There’s no getting around it: delivery fees are inherently regressive. They hurt working families by eating up a larger share of their income — while wealthy families could barely register the extra taxes. They disproportionately affect the elderly and people with reduced mobility who disproportionately rely on the delivery of essential goods.

There is also an environmental fee. By discouraging online ordering, delivery fees can lead to more traffic, higher emissions and higher gas costs for consumers and workers. Imagine if instead of one UPS truck delivering 200 purchases, there were 200 additional cars on the road making individual trips to the store. New research from my organization, the Chamber of Progress, found that e-commerce delivery is twice as efficient as individual car trips.

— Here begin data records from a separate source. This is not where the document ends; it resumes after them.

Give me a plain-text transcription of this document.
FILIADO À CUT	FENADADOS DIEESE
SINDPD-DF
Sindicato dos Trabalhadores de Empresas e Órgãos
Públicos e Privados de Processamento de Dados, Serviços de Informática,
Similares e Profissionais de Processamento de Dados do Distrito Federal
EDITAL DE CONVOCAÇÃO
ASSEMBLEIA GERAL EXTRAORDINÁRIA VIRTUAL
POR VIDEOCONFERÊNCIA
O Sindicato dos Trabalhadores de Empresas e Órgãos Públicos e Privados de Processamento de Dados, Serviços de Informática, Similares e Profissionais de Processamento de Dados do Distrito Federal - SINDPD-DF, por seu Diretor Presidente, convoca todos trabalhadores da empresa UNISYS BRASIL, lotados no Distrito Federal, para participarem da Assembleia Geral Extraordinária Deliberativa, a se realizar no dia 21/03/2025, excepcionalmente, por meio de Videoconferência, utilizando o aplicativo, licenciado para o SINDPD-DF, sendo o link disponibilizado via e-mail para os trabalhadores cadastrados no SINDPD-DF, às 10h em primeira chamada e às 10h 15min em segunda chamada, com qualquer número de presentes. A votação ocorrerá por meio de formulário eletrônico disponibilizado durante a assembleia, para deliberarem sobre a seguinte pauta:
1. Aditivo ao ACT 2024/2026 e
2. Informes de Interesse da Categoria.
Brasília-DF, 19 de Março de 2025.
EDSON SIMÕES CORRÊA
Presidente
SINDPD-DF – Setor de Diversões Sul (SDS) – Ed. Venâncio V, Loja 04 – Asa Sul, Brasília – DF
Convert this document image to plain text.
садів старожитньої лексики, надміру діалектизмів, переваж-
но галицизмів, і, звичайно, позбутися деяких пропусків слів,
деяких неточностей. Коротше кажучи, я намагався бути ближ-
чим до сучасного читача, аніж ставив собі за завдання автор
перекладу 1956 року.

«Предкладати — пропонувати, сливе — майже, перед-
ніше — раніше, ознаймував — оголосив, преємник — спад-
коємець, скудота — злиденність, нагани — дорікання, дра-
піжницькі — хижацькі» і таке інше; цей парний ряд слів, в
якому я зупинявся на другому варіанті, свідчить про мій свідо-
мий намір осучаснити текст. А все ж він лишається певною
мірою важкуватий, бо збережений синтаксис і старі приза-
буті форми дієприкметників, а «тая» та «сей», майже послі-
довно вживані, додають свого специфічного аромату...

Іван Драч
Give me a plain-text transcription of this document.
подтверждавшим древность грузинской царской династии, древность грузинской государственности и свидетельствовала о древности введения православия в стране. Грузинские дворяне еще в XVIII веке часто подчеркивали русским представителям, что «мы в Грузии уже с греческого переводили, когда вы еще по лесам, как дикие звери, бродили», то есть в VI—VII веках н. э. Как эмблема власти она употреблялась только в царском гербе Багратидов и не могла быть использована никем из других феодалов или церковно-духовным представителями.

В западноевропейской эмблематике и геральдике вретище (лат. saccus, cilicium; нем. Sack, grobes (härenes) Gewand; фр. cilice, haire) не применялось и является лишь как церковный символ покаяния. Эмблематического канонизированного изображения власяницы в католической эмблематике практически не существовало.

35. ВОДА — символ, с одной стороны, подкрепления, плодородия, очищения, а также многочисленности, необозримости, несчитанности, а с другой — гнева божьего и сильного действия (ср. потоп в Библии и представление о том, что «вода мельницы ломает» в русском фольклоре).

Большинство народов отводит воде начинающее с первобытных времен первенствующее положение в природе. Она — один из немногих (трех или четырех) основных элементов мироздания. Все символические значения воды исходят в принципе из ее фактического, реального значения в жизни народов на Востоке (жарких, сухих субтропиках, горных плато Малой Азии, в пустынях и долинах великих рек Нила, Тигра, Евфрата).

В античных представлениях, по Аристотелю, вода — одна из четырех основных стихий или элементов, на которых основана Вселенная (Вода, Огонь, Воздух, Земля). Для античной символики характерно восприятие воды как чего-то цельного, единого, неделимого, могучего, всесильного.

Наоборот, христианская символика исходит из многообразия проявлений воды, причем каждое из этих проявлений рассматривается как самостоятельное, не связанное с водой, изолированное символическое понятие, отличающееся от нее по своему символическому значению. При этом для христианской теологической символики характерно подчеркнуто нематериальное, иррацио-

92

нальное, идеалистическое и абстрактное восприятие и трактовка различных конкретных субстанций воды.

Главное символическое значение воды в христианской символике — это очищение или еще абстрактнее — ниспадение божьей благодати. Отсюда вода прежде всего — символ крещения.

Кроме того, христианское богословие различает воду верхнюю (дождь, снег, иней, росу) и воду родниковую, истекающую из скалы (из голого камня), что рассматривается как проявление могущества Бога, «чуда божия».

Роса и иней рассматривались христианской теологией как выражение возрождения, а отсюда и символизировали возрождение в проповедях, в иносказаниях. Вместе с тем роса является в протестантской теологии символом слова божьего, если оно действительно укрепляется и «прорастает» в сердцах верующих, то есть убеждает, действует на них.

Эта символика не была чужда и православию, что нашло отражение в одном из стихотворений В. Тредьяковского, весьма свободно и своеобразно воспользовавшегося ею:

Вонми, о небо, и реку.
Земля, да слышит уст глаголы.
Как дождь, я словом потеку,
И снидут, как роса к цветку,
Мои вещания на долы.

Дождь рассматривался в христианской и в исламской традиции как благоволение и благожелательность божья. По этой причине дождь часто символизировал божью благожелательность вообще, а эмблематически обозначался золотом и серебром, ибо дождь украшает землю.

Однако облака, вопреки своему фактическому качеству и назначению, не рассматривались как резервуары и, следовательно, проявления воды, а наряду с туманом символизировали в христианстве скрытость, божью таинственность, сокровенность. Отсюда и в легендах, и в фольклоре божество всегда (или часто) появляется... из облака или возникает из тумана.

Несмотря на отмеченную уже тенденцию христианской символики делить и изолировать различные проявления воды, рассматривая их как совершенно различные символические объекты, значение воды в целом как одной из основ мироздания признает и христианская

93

It is ironic that delivery charges are meant to fund roads when in reality they end up driving more road use.

Washingtonians deserve a real and sustainable solution to poor road conditions. And lawmakers should think twice before burdening citizens with a regressive tax, all to put a band on a sagging budget deficit. Check out how delivery fees have gone in other states.

Last year, New York Democrats scrapped a plan to include online delivery in the proposed Assembly budget, acknowledging how the proposal would raise prices for those who can least afford it. New York’s proposal drew criticism from national lawmakers, who pointed out how it would unfairly target the poor and working class.

In Maryland, lawmakers scrapped a proposal to add a 50-cent tax to the cost of every online grocery, retail and takeout order after backlash from voters who overwhelmingly opposed the tax.

Colorado and Minnesota, the two states that actually succeeded in enacting a delivery tax, offer even more cautionary tales. Colorado’s rollout of the tax was so disastrous for local businesses that lawmakers had to simplify the law to help companies comply. And Minnesota’s business community is bracing for the impact after the state’s 50-cent tax went into effect in July.

In Washington, businesses are already sounding the alarm about how delivery fees could destroy local economies by reducing consumer spending power and reducing demand. This would have a ripple effect throughout the economy, especially for sectors that rely on e-commerce. And by incentivizing consumers to shop at brick-and-mortar stores, delivery fees would make it harder for small businesses to compete online.

For a growing number of Washingtonians, deliveries aren’t a luxury — they’re a necessity. Statewide polls show inflation is one of Washington’s top concerns. A delivery charge would hurt the people and businesses who can least afford it.

Adam Kovacevich is the founder and CEO of the center-left tech industry coalition Chamber of Progress. Adam has worked at the intersection of technology and politics for 20 years, leading public policy at Google and Lime and serving as a Democratic Hill aide.